Intercollegiate Bureau of Academic Costume lists from 1927 and 1948 described Limestone College’s hood lining as gold with a (single) white chevron, but because this was a duplication of the hood lining the IBAC had already assigned Mills College between 1895 and 1902, the Bureau’s citation for Limestone was probably nothing more than a record of the college’s colors applied to a generic (unofficial) hood lining. An official assignment was likely made in the late 1940s or 1950s because lists compiled by Kevin Sheard in Academic Heraldry in America (1962) and Academic Dress and Insignia of the World (1970) described Limestone’s hood lining as “light gold” with two white chevrons. The Bureau probably used “light gold” as a way to distinguish Limestone’s hood lining from the pattern the IBAC had already assigned the College of Mount Saint Vincent in New York and Shorter College in Georgia (both gold with two white chevrons).

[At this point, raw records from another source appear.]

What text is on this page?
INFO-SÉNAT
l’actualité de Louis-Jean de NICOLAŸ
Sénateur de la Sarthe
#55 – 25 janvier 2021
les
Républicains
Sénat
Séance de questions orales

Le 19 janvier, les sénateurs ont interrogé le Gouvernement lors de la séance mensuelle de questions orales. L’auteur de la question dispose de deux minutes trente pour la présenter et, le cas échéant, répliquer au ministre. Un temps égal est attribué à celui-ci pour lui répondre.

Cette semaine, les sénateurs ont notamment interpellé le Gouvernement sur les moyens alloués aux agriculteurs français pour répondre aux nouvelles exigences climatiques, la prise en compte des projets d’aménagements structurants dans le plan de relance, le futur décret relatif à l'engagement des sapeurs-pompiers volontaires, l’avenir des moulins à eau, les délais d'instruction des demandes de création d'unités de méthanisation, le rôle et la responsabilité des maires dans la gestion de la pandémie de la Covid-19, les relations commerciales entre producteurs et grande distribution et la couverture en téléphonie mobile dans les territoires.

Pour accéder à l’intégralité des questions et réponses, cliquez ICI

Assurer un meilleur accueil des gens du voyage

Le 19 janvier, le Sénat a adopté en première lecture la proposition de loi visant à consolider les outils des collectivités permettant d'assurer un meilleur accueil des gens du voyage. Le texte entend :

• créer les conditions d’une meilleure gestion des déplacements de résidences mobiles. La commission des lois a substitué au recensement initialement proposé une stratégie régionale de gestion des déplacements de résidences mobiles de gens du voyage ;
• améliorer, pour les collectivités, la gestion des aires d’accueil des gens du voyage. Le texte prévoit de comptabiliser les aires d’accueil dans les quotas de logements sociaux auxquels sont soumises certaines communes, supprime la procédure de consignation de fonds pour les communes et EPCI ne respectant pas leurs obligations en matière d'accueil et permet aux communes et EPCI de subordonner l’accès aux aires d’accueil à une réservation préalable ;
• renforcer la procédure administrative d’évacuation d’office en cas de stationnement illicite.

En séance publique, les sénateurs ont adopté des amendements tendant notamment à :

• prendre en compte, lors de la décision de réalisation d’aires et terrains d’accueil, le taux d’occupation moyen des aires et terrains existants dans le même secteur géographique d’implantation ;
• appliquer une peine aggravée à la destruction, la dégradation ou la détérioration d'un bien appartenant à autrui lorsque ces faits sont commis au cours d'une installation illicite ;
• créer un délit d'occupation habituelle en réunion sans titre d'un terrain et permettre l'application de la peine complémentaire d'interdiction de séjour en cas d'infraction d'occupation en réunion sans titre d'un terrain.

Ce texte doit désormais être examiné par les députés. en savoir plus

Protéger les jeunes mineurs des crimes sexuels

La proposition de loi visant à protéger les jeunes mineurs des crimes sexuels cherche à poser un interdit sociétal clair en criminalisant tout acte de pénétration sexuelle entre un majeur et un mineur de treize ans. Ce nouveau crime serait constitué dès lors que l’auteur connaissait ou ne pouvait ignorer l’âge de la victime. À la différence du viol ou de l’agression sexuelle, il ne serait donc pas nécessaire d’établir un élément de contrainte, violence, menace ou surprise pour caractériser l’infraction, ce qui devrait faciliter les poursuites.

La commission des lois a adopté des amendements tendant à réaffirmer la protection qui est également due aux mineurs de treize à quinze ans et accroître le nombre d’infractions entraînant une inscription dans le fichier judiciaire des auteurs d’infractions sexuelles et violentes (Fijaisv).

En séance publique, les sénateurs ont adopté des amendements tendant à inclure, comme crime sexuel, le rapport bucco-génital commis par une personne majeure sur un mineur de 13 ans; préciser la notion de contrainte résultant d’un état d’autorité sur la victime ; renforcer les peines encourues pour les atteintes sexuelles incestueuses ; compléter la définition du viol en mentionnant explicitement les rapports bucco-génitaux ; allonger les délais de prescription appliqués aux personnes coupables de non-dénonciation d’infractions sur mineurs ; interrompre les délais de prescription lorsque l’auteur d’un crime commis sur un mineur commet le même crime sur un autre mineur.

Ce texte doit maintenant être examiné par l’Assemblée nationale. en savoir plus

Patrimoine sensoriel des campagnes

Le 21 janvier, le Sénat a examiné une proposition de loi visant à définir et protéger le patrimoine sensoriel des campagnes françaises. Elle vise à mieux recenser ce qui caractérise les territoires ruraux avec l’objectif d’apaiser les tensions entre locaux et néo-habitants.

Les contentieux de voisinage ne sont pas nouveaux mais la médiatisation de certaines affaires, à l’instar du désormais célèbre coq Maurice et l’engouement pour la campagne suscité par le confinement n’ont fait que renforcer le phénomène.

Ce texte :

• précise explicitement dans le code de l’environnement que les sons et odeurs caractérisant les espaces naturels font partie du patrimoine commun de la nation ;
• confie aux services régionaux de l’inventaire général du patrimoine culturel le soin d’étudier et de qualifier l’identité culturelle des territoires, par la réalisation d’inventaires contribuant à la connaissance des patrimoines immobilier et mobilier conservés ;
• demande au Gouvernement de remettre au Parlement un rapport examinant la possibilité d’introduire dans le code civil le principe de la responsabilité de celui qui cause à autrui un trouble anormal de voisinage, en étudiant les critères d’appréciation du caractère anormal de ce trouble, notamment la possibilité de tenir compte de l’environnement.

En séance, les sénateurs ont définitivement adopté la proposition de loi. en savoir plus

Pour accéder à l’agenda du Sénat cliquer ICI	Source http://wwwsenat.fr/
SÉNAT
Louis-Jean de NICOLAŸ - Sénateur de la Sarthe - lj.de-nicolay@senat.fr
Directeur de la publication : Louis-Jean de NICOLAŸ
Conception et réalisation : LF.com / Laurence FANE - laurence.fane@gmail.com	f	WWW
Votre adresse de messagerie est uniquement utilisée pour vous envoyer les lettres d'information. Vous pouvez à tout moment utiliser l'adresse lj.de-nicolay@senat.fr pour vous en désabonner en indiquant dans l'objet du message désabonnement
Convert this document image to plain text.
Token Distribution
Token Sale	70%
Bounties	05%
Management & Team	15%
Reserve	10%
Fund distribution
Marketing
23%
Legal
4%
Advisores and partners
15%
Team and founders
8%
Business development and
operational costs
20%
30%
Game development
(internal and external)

But Limestone’s actual school color was a bright gold, not light gold. So the IBAC looked the other way and in a 1972 list it cited all three colleges as having a gold hood lining with two white chevrons. To avoid this confusing duplication, here Limestone’s hood lining has been modified: blue has been added to the space between the two white chevrons to create what the Bureau called a “tri-chevron”.

gold
white
blue

Limestone College students adopted gold and white as their school colors in 1899. According to Our College Colors (1949) by Henry L. Snyder, the students chose these colors because white symbolized purity and gold symbolized “true worth”. The school flower is the daisy, which has the same colors and grows all over the campus.

Gold and white began to be used with a third color of blue, and later the school colors of gold and white were replaced by gold and blue. This official substitution may have occurred in the early 1970s after the college became coeducational in the late 1960s, but exactly when and how this happened is not yet known.

Citations in the World Almanac (listed by cover date; color information is from the previous year): yellow/white (1934-1935)

The chevron was by far the most common heraldic division the Intercollegiate Bureau of Academic Costume (IBAC) employed to divide the two or three colors in an institution’s hood, but beginning in 1895 the “double chevron” was also used quite frequently. The typical width of a normal chevron was between three and four inches, but the double chevron pattern used two chevrons of about 1½ inches in width placed approximately two inches apart so that the color of the hood lining showed between them.

A painting from a 1958 Bentley & Simon brochure that has been modified to illustrate a doctoral hood lined with a tri-chevron pattern of this type.